Yes, the greatest threat to British society now is not Muslim suicide bombers but PB Tories.
I try not to be a Tory hater, I have little trick with the Fatchtarati, and I am massively saddened to come to the point where I'm concluding this.
One of the basic problems when discussing education is that everyone has been to school and therefore everyone has a view. That might not be so bad, but it's exacerbated by the fact that 'everyone', apart of course from teachers, has only one experience of education, their own, and this colours their view of both others, and their children's education.
It's similar when discussing social care, for a different reason.

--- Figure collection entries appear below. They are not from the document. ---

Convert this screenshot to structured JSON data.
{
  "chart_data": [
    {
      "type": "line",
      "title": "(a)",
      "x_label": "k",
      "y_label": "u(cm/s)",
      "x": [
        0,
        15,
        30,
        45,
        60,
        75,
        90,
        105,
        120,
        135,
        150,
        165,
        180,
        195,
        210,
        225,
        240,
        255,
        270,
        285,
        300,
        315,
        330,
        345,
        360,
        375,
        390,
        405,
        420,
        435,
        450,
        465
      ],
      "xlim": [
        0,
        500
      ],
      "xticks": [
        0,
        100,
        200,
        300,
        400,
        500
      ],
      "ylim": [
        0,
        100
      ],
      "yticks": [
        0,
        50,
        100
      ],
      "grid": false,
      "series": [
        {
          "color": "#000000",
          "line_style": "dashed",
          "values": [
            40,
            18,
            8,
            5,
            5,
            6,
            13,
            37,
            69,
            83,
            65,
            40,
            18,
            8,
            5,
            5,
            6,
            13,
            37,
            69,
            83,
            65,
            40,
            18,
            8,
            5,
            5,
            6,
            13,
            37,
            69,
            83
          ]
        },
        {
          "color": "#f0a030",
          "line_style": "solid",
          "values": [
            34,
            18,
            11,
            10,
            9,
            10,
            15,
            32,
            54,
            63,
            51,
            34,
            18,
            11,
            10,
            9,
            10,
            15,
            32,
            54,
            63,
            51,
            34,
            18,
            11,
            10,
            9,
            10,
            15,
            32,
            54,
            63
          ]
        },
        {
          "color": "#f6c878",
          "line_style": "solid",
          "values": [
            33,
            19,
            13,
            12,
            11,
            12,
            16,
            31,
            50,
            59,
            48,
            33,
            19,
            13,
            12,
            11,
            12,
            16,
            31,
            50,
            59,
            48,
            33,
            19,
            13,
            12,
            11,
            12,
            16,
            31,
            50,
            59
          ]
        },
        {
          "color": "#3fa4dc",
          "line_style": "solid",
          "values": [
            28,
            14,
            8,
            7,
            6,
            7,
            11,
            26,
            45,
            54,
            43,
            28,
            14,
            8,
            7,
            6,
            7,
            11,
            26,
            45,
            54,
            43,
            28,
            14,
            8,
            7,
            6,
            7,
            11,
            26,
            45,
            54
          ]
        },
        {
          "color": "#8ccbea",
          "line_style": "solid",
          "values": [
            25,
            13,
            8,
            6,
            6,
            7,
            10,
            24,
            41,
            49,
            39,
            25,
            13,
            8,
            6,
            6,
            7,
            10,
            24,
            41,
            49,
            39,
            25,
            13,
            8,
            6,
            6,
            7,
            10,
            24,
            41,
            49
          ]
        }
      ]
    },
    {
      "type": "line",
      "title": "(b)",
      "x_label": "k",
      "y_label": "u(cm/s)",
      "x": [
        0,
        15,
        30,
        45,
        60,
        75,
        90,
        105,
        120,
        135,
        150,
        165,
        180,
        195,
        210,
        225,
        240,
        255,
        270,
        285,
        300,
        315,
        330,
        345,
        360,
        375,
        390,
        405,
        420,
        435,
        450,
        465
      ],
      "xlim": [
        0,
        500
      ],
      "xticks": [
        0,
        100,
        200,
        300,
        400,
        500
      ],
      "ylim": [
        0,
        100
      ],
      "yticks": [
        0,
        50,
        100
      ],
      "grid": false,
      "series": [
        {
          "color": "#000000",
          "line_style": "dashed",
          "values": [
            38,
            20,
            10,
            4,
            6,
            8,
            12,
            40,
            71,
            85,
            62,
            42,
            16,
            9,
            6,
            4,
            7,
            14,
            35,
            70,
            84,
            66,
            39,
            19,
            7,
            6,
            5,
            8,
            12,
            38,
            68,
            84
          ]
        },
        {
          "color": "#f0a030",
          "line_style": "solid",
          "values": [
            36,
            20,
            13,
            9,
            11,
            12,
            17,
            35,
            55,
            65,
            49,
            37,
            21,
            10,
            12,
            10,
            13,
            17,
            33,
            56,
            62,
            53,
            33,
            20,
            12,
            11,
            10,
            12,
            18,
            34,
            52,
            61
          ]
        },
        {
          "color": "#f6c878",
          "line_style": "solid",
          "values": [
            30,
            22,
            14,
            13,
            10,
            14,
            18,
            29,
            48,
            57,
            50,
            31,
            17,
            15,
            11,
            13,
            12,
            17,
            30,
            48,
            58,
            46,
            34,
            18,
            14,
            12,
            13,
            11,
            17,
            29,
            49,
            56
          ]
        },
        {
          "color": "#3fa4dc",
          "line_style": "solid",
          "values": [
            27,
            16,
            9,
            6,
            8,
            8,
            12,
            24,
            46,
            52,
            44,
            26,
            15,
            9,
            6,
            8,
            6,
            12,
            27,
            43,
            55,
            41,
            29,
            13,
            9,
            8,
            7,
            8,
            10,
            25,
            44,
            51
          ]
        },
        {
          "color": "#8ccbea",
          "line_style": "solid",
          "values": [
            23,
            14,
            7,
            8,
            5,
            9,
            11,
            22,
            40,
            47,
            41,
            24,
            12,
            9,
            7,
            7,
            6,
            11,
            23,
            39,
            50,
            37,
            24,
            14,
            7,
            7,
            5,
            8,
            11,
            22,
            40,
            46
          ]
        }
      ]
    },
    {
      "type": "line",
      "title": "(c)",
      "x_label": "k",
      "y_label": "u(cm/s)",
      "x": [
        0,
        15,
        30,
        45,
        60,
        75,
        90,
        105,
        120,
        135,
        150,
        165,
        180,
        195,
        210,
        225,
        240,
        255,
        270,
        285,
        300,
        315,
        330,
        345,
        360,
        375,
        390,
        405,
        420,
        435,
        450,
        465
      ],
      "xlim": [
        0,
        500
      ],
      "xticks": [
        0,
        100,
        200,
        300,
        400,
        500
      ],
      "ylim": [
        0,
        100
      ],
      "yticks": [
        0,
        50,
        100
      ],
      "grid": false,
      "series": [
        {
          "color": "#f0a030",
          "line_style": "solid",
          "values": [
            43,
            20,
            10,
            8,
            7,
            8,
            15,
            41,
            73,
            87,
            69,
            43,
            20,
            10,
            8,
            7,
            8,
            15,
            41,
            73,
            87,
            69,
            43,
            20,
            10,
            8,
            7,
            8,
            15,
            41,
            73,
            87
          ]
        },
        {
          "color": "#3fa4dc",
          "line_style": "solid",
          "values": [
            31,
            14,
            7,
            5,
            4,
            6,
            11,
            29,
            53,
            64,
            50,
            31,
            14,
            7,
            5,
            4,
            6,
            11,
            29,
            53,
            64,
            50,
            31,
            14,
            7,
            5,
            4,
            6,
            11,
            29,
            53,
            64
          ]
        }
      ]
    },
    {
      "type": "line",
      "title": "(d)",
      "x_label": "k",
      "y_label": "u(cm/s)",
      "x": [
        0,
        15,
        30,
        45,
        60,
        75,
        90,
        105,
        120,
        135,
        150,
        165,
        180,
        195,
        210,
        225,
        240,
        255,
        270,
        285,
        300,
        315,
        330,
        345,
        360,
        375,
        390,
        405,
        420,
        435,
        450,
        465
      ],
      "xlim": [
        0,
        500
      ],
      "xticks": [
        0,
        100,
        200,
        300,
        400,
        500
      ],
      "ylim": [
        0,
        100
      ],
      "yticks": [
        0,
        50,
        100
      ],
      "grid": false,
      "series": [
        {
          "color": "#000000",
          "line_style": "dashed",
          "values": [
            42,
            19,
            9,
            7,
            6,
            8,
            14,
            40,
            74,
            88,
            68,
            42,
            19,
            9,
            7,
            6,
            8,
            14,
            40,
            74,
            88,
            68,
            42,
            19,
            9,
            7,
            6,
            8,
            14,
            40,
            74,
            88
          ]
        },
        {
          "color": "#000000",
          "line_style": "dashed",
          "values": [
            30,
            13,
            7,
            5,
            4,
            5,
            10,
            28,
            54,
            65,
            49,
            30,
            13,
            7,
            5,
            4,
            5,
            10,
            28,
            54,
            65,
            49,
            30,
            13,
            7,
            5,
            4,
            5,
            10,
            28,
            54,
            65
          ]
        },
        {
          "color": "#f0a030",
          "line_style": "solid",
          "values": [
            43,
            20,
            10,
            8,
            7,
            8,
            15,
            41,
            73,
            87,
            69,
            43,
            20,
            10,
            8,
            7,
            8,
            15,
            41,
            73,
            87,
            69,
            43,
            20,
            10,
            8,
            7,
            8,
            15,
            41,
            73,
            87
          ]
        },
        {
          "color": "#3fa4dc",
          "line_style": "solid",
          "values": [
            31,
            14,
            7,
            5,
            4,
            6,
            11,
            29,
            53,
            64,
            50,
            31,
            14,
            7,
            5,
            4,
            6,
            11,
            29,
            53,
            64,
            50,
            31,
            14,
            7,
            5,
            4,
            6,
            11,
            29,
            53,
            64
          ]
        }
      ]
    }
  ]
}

Very few, especially of the great and good, opinion formers and so on, have any experience of social care, especially the lower end of the spectrum.
The result in both cases is that there's a great deal of ill-informed comment on both subjects.
Let's persuade Labour to buy 13 year old Planes Ships, Missiles, scanners, nedecines, tarmac, concrete etc shall we.
I mean it's only 13 years old it must be spot on up to date valid
Fact is Labour are additionally funding minor parts of it and other on the shelf reports but completely understandably need to understand the bigger picture now not from 2011.
Another fact Oppositions cannot fund or resource this kind of research in opposition so pureile comments about preparation are just that... Pathetic
When ‘diversity’ moves from ‘treat everyone equally’, to ‘no white men allowed’ and ‘there are 45 genders our drag queens want to talk about with your toddler’, it’s not really surprising.
Sometimes the two are conflated, but it's not true. Farage is a pub bore but not a fascist - he's terribly indisciplined, ranty, prickly, and disorganised - but he's not a fascist.
It should be noted he doesn't agree with zero asylum claims or no immigration whatsoever, and he's ejected EDL and BNP people before.